According to the corresponding definition, there is an $\varepsilon > 0$ such that for every $\delta > 0$ there is an $x\in E$ which satisfies \begin{align*} |x - x_{0}| \leq \delta\quad\wedge\quad |f(x) - L| > \varepsilon \end{align*}
If we choose $\delta = 1/n$, there corresponds a $x_{n}\in E$ such that $|x_{n} - x_{0}| \leq 1/n$ and $|f(x_{n}) - L| > \varepsilon$.
Hence we conclude (due to the squeeze theorem) that $\displaystyle \lim_{n\rightarrow\infty}x_{n} = x_{0}$.
On the other hand, $f(x_{n})$ does not necessarily converge, but if it does then $\displaystyle\lim_{n\rightarrow\infty}|f(x_{n}) - L| \geq \varepsilon > 0$, which contradicts our assumption. Therefore the proposed result holds.

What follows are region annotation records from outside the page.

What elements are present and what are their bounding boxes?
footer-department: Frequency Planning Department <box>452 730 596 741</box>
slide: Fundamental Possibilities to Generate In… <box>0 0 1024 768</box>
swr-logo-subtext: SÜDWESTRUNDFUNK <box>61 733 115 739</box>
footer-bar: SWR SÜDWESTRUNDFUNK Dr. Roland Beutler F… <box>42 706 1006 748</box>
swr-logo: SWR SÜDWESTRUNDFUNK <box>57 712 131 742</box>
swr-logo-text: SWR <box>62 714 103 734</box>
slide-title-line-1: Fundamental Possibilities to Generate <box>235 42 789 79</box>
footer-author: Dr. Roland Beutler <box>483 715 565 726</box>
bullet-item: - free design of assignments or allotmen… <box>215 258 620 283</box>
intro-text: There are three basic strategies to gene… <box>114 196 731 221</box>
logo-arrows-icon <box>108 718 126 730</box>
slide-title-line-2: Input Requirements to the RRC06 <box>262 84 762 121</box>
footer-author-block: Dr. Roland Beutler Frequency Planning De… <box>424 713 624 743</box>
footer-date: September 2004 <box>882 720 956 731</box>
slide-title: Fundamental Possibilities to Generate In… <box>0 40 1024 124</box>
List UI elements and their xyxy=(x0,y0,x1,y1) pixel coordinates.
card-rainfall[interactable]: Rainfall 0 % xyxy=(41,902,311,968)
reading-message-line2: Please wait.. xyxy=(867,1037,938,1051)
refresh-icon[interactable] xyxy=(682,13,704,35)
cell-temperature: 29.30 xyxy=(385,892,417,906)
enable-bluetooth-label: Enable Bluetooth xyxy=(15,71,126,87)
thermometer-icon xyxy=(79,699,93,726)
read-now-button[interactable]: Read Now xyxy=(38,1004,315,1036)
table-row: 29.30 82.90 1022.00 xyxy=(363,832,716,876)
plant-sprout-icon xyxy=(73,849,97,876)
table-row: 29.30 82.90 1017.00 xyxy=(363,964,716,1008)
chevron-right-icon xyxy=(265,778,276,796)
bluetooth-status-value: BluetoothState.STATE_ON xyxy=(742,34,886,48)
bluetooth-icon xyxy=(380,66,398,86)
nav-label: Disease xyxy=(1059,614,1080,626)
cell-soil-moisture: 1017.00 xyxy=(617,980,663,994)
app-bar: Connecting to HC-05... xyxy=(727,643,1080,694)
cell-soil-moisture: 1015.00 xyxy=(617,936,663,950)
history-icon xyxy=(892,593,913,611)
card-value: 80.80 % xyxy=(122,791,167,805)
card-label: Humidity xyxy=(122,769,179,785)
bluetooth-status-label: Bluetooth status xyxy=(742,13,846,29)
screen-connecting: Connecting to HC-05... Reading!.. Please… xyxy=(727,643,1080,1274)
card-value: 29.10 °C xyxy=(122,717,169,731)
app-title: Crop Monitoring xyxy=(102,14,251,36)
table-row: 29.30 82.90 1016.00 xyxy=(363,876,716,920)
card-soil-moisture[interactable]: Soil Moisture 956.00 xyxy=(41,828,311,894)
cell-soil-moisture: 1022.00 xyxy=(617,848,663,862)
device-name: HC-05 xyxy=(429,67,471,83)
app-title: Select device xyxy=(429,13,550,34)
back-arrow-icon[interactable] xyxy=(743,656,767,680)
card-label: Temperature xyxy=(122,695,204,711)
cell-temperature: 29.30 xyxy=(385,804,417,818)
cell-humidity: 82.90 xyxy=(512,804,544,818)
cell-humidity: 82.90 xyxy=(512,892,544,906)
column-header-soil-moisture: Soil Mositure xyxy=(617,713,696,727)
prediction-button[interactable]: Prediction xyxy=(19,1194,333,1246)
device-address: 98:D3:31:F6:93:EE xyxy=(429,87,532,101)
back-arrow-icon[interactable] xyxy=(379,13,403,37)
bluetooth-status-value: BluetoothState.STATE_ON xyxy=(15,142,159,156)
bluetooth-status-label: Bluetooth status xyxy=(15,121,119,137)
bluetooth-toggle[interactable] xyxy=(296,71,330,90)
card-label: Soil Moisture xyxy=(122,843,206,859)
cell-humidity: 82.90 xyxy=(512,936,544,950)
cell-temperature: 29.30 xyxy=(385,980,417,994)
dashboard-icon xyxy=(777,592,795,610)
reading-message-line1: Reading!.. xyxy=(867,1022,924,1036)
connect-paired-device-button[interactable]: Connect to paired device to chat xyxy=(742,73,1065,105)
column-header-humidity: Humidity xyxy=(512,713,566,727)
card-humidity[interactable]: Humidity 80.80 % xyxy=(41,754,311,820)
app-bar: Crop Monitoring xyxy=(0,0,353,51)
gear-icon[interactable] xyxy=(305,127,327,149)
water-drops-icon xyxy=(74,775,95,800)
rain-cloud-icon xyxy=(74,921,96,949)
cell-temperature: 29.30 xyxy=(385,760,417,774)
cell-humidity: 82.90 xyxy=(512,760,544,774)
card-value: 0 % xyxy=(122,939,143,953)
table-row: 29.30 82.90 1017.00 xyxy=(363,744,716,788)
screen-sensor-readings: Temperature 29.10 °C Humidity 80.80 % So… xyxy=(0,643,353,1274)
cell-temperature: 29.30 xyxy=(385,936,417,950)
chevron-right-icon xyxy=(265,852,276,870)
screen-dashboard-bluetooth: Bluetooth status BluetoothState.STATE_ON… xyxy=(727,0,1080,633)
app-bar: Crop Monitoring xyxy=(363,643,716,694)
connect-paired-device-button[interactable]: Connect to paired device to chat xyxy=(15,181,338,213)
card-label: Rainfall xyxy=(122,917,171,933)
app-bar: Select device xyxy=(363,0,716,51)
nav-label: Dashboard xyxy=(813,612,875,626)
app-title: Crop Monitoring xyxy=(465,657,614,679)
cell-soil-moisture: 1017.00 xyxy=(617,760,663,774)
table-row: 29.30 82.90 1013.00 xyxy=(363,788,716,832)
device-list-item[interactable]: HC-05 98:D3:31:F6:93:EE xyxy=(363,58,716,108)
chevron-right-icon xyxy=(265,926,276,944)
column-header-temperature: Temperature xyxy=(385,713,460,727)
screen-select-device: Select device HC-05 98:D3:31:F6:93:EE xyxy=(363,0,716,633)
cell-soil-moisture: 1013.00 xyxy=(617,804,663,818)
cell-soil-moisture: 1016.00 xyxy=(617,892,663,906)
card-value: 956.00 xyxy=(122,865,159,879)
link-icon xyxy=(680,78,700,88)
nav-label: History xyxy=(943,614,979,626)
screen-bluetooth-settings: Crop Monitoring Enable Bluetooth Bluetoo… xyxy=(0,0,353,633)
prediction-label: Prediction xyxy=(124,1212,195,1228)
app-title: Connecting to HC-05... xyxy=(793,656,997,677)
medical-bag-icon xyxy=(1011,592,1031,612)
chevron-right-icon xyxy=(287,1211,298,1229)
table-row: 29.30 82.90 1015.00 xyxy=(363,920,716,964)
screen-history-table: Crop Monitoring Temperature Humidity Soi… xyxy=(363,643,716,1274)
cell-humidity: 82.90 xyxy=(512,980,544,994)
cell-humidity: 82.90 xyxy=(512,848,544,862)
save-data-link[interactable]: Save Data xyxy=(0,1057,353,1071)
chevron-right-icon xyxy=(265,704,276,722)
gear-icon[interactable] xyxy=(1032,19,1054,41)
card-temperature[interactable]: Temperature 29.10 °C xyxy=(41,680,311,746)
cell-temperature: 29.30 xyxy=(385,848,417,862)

Could someone verify if I am reasoning correctly?
The reasoning is correct, there is just a tiny detail in your last paragraph:
You have that $|f(x_n)-L|>\varepsilon$ for every $n\ge m$. That immediately implies that the sequence $\{f(x_n)\}_{n=m}^\infty$ does not converge to $L$. So you've already reached your contradiction, because the sequence $\{x_n\}_{n= m}^\infty$ did converge to $x_0$, and the two things put together contradict (b).